初期のシミュレーション・ソフトウェアMSCは、スウェーデンの計測機器会社ヘキサゴンに買収された。
ソフトウェアとハードウェアで利益を得る時代は過去のものとなった。
ソフトウェアの投入によって、かつては薄利だった従来のハードウェアの利益が、サーバーのように厚くなっている。

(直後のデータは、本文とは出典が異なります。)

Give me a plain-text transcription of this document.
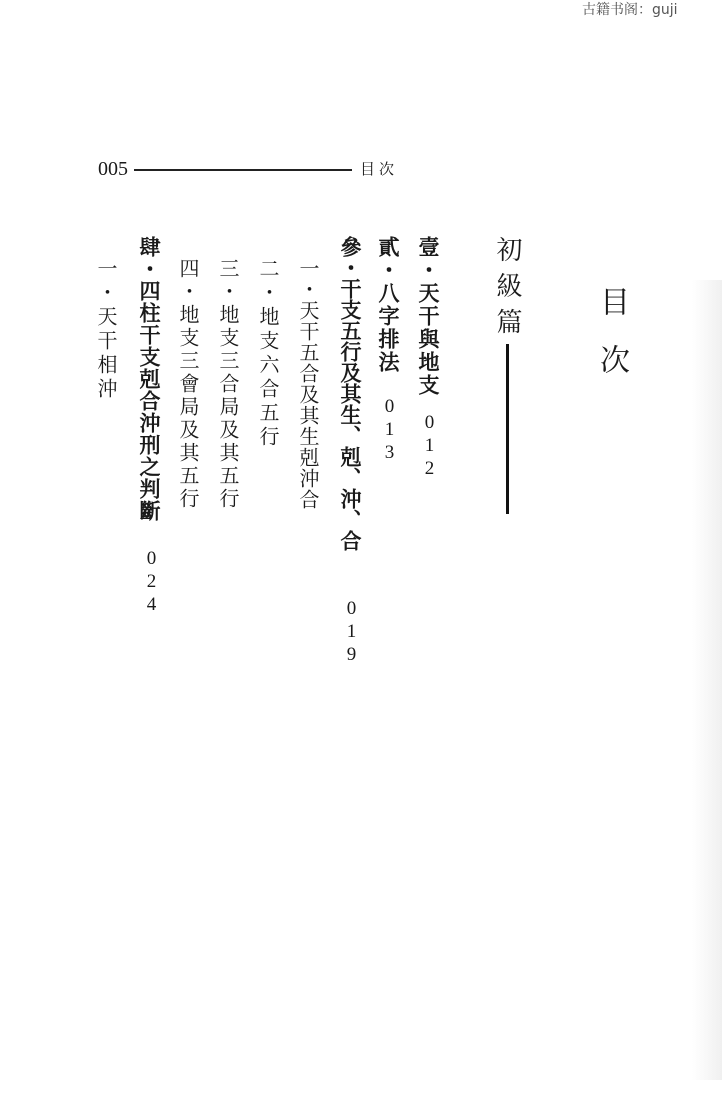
古籍书阁：guji
005	目次
目次
初級篇
壹・天干與地支
012
貳・八字排法
013
參・干支五行及其生、剋、沖、合
019
一・天干五合及其生剋沖合
二・地支六合五行
三・地支三合局及其五行
四・地支三會局及其五行
肆・四柱干支剋合沖刑之判斷
024
一・天干相沖
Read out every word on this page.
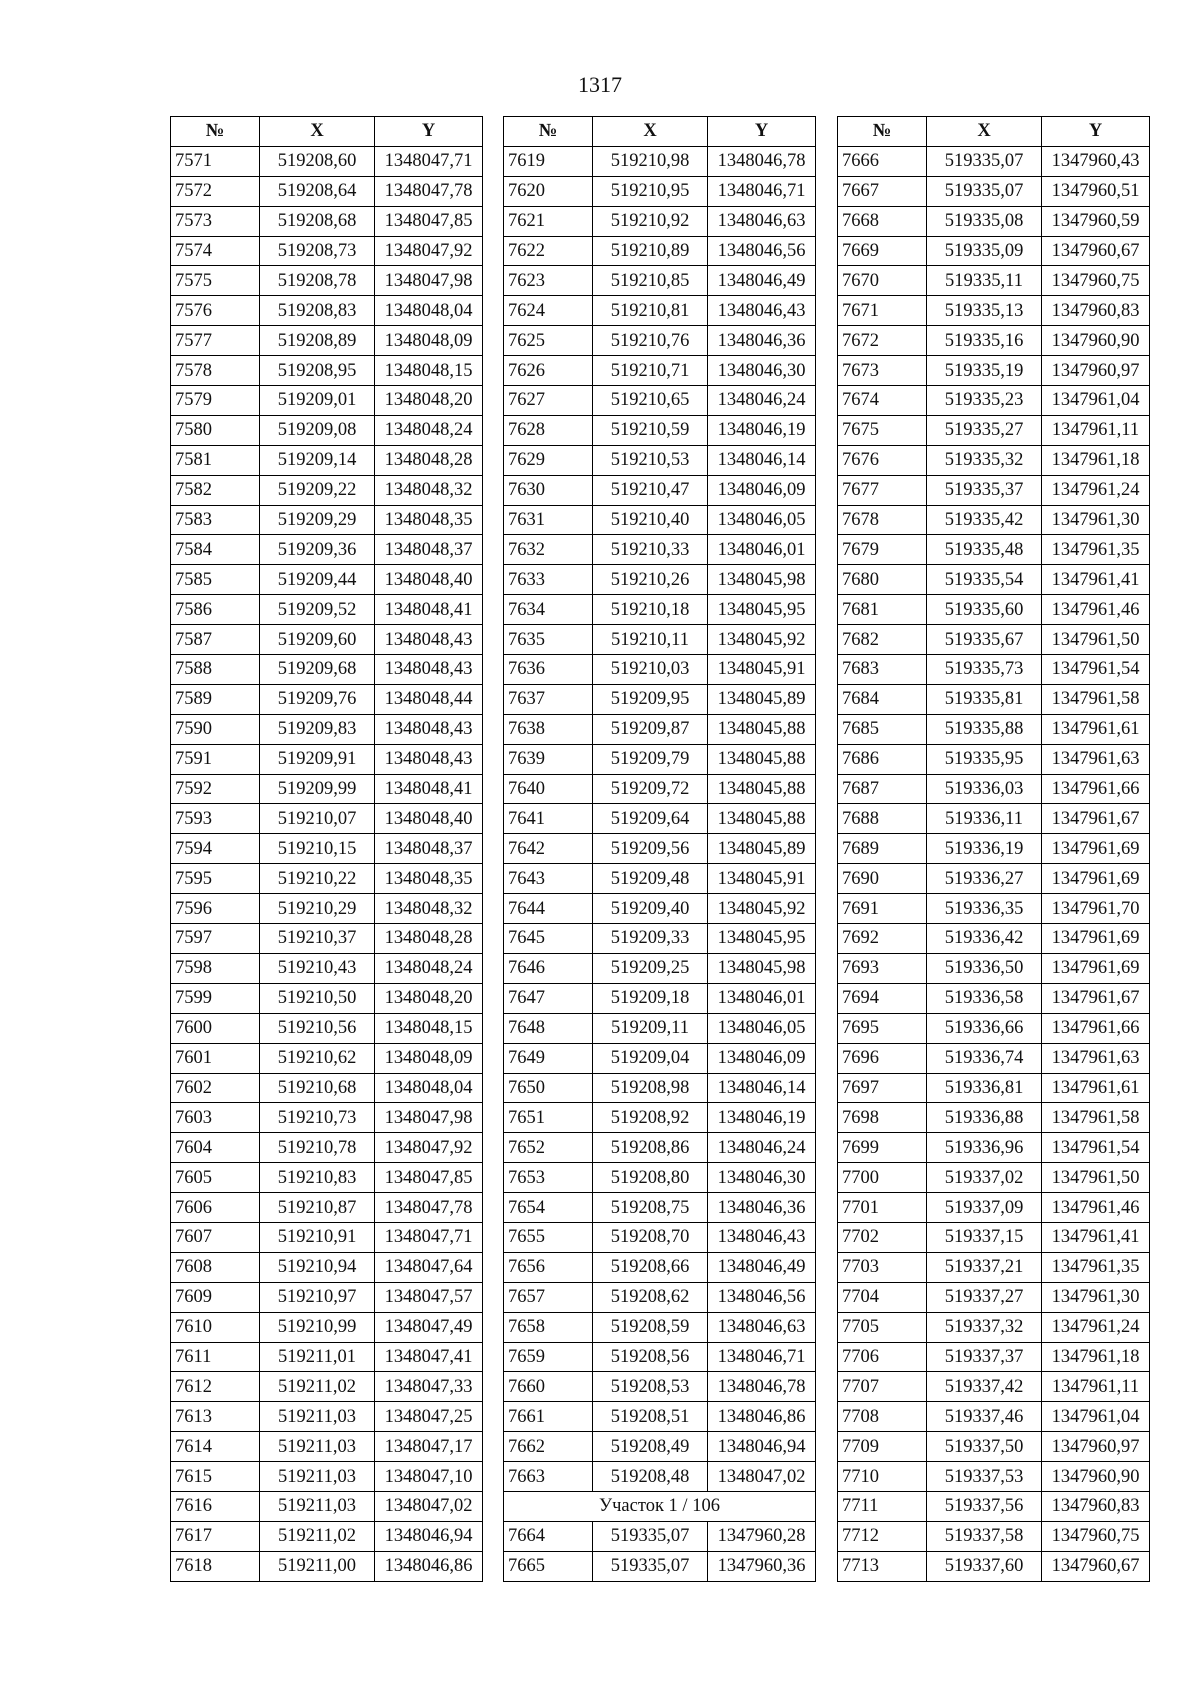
1317
№	X	Y
7571	519208,60	1348047,71
7572	519208,64	1348047,78
7573	519208,68	1348047,85
7574	519208,73	1348047,92
7575	519208,78	1348047,98
7576	519208,83	1348048,04
7577	519208,89	1348048,09
7578	519208,95	1348048,15
7579	519209,01	1348048,20
7580	519209,08	1348048,24
7581	519209,14	1348048,28
7582	519209,22	1348048,32
7583	519209,29	1348048,35
7584	519209,36	1348048,37
7585	519209,44	1348048,40
7586	519209,52	1348048,41
7587	519209,60	1348048,43
7588	519209,68	1348048,43
7589	519209,76	1348048,44
7590	519209,83	1348048,43
7591	519209,91	1348048,43
7592	519209,99	1348048,41
7593	519210,07	1348048,40
7594	519210,15	1348048,37
7595	519210,22	1348048,35
7596	519210,29	1348048,32
7597	519210,37	1348048,28
7598	519210,43	1348048,24
7599	519210,50	1348048,20
7600	519210,56	1348048,15
7601	519210,62	1348048,09
7602	519210,68	1348048,04
7603	519210,73	1348047,98
7604	519210,78	1348047,92
7605	519210,83	1348047,85
7606	519210,87	1348047,78
7607	519210,91	1348047,71
7608	519210,94	1348047,64
7609	519210,97	1348047,57
7610	519210,99	1348047,49
7611	519211,01	1348047,41
7612	519211,02	1348047,33
7613	519211,03	1348047,25
7614	519211,03	1348047,17
7615	519211,03	1348047,10
7616	519211,03	1348047,02
7617	519211,02	1348046,94
7618	519211,00	1348046,86
№	X	Y
7619	519210,98	1348046,78
7620	519210,95	1348046,71
7621	519210,92	1348046,63
7622	519210,89	1348046,56
7623	519210,85	1348046,49
7624	519210,81	1348046,43
7625	519210,76	1348046,36
7626	519210,71	1348046,30
7627	519210,65	1348046,24
7628	519210,59	1348046,19
7629	519210,53	1348046,14
7630	519210,47	1348046,09
7631	519210,40	1348046,05
7632	519210,33	1348046,01
7633	519210,26	1348045,98
7634	519210,18	1348045,95
7635	519210,11	1348045,92
7636	519210,03	1348045,91
7637	519209,95	1348045,89
7638	519209,87	1348045,88
7639	519209,79	1348045,88
7640	519209,72	1348045,88
7641	519209,64	1348045,88
7642	519209,56	1348045,89
7643	519209,48	1348045,91
7644	519209,40	1348045,92
7645	519209,33	1348045,95
7646	519209,25	1348045,98
7647	519209,18	1348046,01
7648	519209,11	1348046,05
7649	519209,04	1348046,09
7650	519208,98	1348046,14
7651	519208,92	1348046,19
7652	519208,86	1348046,24
7653	519208,80	1348046,30
7654	519208,75	1348046,36
7655	519208,70	1348046,43
7656	519208,66	1348046,49
7657	519208,62	1348046,56
7658	519208,59	1348046,63
7659	519208,56	1348046,71
7660	519208,53	1348046,78
7661	519208,51	1348046,86
7662	519208,49	1348046,94
7663	519208,48	1348047,02
Участок 1 / 106		
7664	519335,07	1347960,28
7665	519335,07	1347960,36
№	X	Y
7666	519335,07	1347960,43
7667	519335,07	1347960,51
7668	519335,08	1347960,59
7669	519335,09	1347960,67
7670	519335,11	1347960,75
7671	519335,13	1347960,83
7672	519335,16	1347960,90
7673	519335,19	1347960,97
7674	519335,23	1347961,04
7675	519335,27	1347961,11
7676	519335,32	1347961,18
7677	519335,37	1347961,24
7678	519335,42	1347961,30
7679	519335,48	1347961,35
7680	519335,54	1347961,41
7681	519335,60	1347961,46
7682	519335,67	1347961,50
7683	519335,73	1347961,54
7684	519335,81	1347961,58
7685	519335,88	1347961,61
7686	519335,95	1347961,63
7687	519336,03	1347961,66
7688	519336,11	1347961,67
7689	519336,19	1347961,69
7690	519336,27	1347961,69
7691	519336,35	1347961,70
7692	519336,42	1347961,69
7693	519336,50	1347961,69
7694	519336,58	1347961,67
7695	519336,66	1347961,66
7696	519336,74	1347961,63
7697	519336,81	1347961,61
7698	519336,88	1347961,58
7699	519336,96	1347961,54
7700	519337,02	1347961,50
7701	519337,09	1347961,46
7702	519337,15	1347961,41
7703	519337,21	1347961,35
7704	519337,27	1347961,30
7705	519337,32	1347961,24
7706	519337,37	1347961,18
7707	519337,42	1347961,11
7708	519337,46	1347961,04
7709	519337,50	1347960,97
7710	519337,53	1347960,90
7711	519337,56	1347960,83
7712	519337,58	1347960,75
7713	519337,60	1347960,67
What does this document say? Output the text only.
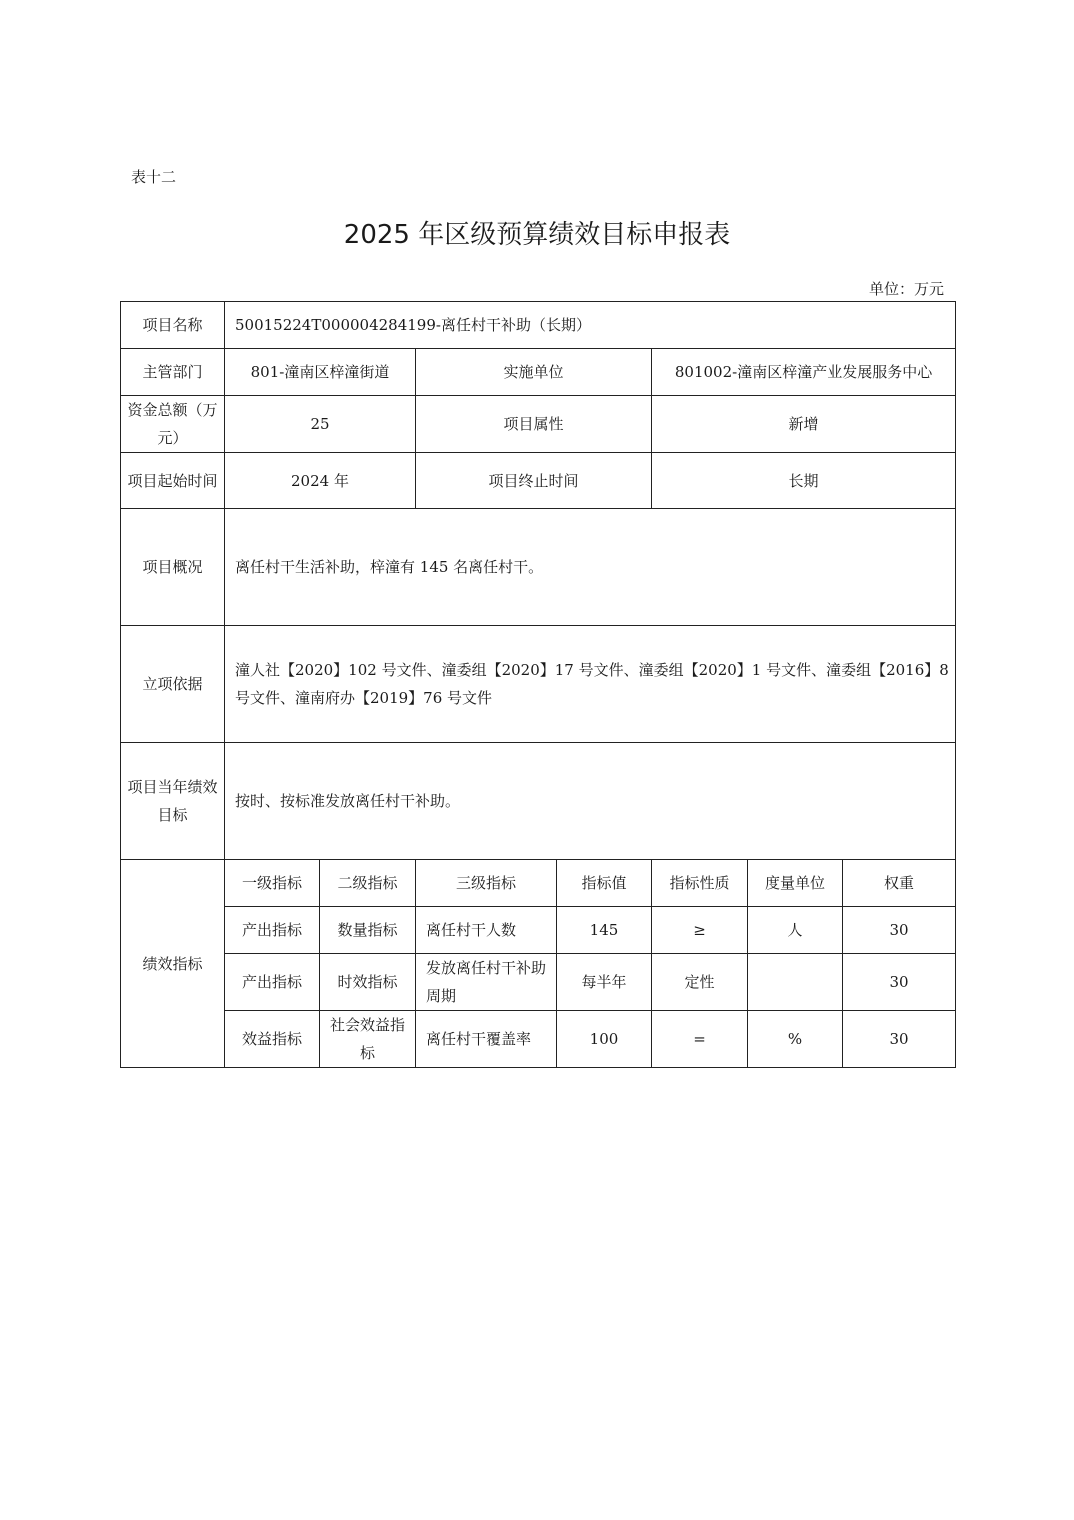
表十二
2025 年区级预算绩效目标申报表
单位：万元
项目名称	50015224T000004284199-离任村干补助（长期）						
主管部门	801-潼南区梓潼街道		实施单位		801002-潼南区梓潼产业发展服务中心		
资金总额（万元）	25		项目属性		新增		
项目起始时间	2024 年		项目终止时间		长期		
项目概况	离任村干生活补助，梓潼有 145 名离任村干。						
立项依据	潼人社【2020】102 号文件、潼委组【2020】17 号文件、潼委组【2020】1 号文件、潼委组【2016】8 号文件、潼南府办【2019】76 号文件						
项目当年绩效目标	按时、按标准发放离任村干补助。						
绩效指标	一级指标	二级指标	三级指标	指标值	指标性质	度量单位	权重
	产出指标	数量指标	离任村干人数	145	≥	人	30
	产出指标	时效指标	发放离任村干补助周期	每半年	定性		30
	效益指标	社会效益指标	离任村干覆盖率	100	=	%	30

システム間の境界はなくなりつつあり、従来の機械設計とシミュレーションのCAD/CAM/CAEソフトウェア、電子設計自動化ソフトウェアEDA、製造実行システムMESやヒューマン・マシン・インターフェースHMIなどのその他のソフトウェアの融合につながっている。
ソフトウェアのユビキタスは、この変革の鍵である。
インダストリアル・インターネットの背後では、ソフトウェアが主役だ。
機械とデータの価値を解き放つことができるのはソフトウェアだけだ。
もはや単なるツール群ではなく、業界のゲームチェンジャーなのだ。
ユビキタスでありながら目に見えない、これが産業用ソフトウェアの未来かもしれない。
しかし、スマート・マニュファクチャリングとインダストリアル・インターネットの台頭は、この無形の基盤の上にこそ築かれるのである。
無形とは何か?
空気は無形のものだが、生命の存在を支配している。
ツールとしての産業用ソフトウェアの記憶は徐々に薄れつつある。
PLMベンダーをCADだけ、CAEだけと分類するのは難しくなっています。
小さな市場だが、業界では極めて重要な役割を担っている。
小さく、一見取るに足らないように見えるが、この目に見えない産業用ソフトウェアは、未来の産業の方向性を牽引し、新興産業の新たな底力となっている。